Exploiting the Destabilizing Effect of Damping for Hydrokinetic Energy Harvesting

This grant will support research that advances the understanding of hydrokinetic energy extraction from flowing rivers. While water is a widely available source of renewable energy it is typically harnessed in hydropower plants that rely on dams to create a hydrostatic head. In contrast, hydrokinetic power generation is minimally disruptive to the environment.

Despite the significant potential, with 1433 terawatt-hours per year of hydrokinetic power potentially available from U.S. rivers, only about 8% of this energy can be captured by current Hydrokinetic Energy Conversion devices. This is due to a minimum flow speed requirement of 4 knots, while flow speeds in U.S. rivers typically do not exceed 2 knots.

The research intends to develop a new approach to hydrokinetic energy conversion that works for low-flow conditions by drawing on expertise in nonlinear vibration, fluid dynamics, and energy harvesting. The project's impacts are to enhance scientific knowledge in these fields while promoting economic and societal benefits in the U.S. by tapping into the vast renewable energy potential of rivers.

Through integrated outreach, education, and research activities, the project will actively involve graduate, undergraduate, and K-12 students from underrepresented groups. To broaden the impact, the research will include field testing in the Red Cedar River at Michigan State University, providing hands-on experience for students and raising public awareness of hydrokinetic energy through live demonstrations.

A promising trend in hydrokinetic energy research is the use of flow-induced instabilities, such as flutter, which can improve scalability and energy conversion efficiency in typical river flow speeds. However, existing technologies have seen limited success. In current systems, energy is harvested through circuits that introduce electrical damping, but increasing damping raises the critical flow velocity at which instabilities occur.

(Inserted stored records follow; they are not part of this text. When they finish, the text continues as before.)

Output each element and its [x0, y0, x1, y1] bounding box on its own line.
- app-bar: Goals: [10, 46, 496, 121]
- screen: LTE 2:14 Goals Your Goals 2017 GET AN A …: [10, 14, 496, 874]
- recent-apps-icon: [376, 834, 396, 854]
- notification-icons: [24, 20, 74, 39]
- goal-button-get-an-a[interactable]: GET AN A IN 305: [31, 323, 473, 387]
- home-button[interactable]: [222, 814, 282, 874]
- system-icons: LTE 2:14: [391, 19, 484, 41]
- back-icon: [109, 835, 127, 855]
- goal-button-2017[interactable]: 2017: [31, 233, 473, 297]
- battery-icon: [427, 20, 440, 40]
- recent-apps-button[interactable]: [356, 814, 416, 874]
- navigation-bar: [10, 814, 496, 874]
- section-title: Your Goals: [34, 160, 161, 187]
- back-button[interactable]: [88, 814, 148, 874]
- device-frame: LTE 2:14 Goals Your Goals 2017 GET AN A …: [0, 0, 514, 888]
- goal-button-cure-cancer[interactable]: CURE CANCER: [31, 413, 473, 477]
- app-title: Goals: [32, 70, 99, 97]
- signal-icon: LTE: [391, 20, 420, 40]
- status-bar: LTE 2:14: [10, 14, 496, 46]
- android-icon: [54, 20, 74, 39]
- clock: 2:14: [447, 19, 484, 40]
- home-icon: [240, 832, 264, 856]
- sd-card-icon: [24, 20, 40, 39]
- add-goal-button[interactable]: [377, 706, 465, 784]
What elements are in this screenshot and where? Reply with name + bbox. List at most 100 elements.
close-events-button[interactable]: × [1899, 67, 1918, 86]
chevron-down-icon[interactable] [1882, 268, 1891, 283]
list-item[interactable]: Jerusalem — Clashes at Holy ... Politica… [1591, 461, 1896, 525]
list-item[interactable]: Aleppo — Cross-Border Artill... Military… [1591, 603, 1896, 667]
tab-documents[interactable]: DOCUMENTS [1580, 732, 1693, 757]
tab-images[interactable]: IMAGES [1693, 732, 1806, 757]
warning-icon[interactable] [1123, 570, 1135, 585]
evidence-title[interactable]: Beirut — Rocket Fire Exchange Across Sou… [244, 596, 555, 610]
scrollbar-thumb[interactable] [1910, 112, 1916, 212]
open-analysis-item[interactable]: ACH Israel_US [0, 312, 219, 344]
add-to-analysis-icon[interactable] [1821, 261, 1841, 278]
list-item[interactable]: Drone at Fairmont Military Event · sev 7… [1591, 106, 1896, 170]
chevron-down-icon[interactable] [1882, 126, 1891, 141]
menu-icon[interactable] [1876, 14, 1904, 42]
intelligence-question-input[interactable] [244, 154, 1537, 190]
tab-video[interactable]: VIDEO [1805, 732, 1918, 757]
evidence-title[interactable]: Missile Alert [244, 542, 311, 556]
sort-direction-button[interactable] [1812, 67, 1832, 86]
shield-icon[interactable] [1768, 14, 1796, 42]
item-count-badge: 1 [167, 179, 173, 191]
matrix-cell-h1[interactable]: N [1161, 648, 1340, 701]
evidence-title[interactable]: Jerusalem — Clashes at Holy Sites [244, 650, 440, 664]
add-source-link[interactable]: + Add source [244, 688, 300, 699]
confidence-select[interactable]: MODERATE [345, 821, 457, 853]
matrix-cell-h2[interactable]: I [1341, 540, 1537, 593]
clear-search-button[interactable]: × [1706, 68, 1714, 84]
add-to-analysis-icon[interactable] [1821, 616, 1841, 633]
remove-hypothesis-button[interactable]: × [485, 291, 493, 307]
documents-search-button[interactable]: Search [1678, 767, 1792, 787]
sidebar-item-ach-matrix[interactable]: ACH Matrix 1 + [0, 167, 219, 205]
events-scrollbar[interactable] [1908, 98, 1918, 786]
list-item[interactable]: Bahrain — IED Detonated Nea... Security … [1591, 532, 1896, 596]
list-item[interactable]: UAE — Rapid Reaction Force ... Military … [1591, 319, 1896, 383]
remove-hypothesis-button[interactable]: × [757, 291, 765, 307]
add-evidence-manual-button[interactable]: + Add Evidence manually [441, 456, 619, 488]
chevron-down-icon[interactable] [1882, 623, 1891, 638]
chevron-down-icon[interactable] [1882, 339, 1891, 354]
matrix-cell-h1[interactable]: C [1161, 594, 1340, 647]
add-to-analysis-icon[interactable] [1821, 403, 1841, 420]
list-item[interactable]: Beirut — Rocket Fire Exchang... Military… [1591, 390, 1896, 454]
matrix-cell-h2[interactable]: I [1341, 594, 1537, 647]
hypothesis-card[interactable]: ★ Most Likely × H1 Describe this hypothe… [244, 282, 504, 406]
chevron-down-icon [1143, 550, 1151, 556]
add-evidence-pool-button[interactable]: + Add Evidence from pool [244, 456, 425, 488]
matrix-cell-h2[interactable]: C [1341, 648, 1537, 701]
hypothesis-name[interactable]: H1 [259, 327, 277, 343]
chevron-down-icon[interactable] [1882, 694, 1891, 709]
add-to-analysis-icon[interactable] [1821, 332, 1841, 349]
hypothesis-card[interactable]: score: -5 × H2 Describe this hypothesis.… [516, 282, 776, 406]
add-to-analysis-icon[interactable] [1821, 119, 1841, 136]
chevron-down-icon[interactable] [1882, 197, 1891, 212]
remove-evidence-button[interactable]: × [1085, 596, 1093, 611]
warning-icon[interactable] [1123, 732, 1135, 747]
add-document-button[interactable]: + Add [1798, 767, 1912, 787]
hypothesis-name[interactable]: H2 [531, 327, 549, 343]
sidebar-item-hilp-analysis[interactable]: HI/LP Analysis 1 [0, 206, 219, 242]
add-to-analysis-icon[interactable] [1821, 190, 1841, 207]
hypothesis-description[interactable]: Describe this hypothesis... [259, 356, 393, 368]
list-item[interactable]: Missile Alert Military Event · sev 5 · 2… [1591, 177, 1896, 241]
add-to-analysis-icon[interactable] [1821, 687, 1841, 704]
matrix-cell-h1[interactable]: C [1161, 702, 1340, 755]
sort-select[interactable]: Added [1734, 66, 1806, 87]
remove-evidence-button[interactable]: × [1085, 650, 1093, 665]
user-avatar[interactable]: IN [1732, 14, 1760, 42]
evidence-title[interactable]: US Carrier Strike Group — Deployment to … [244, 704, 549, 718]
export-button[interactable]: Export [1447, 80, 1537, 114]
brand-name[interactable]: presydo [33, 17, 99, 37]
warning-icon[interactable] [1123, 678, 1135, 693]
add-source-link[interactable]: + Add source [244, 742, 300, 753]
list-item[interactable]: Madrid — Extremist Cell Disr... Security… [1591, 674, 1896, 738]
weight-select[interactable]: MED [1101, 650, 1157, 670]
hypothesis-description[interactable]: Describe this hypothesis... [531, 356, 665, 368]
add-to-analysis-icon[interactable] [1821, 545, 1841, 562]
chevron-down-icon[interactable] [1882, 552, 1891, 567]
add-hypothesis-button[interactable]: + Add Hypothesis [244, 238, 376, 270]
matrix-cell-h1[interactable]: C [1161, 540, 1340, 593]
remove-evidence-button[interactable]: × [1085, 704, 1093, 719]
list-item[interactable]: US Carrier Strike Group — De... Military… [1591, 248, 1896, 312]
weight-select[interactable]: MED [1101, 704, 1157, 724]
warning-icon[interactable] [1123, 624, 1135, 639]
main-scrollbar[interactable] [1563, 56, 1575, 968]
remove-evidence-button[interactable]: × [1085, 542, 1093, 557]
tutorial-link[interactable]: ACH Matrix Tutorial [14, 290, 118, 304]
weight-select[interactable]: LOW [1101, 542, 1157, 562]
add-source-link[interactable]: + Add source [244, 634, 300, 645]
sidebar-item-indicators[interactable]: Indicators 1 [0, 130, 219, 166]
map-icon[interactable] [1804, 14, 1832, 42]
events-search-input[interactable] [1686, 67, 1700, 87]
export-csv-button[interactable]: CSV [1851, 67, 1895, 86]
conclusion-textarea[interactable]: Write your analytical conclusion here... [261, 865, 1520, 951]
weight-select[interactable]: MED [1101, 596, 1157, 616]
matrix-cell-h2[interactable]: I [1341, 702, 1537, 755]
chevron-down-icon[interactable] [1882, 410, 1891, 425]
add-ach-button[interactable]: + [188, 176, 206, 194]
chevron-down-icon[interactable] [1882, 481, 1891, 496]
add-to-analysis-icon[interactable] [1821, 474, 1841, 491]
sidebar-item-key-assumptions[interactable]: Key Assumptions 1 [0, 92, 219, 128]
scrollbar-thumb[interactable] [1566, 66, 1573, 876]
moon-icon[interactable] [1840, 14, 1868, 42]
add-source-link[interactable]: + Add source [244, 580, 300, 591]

While damping is necessary for energy extraction, its stabilizing effect undermines the process. The goal of this research is to develop a novel approach to hydrokinetic energy harvesting, leveraging the destabilizing effect of damping to capture energy from low-velocity flows and sustain flutter oscillations. The research team intends to design a new power take-off unit that uses piecewise-constant damping and inertia parameters to enhance energy harvesting efficiency and extend the operational flow speed range.

They will also develop a unified framework for analyzing flutter instability and post-flutter behavior in the presence of parameter discontinuities. Currently, experimental evidence of the destabilizing effect of damping in energy harvesting is lacking. To fill this gap, the researchers will take a systematic approach to address the complex fluid-structure interaction by first studying a two-link fluid-conveying pipe in a water tank, then testing a two-link system in a controlled laboratory water tunnel and ultimately conducting experiments in a river.

The river test will provide insights into flutter behavior under unsteady flow conditions and help refine adaptive control strategies for damping, ultimately reproducing the destabilizing effects observed in constant flow settings.

This award reflects NSF's statutory mission and has been deemed worthy of support through evaluation using the Foundation's intellectual merit and broader impacts review criteria.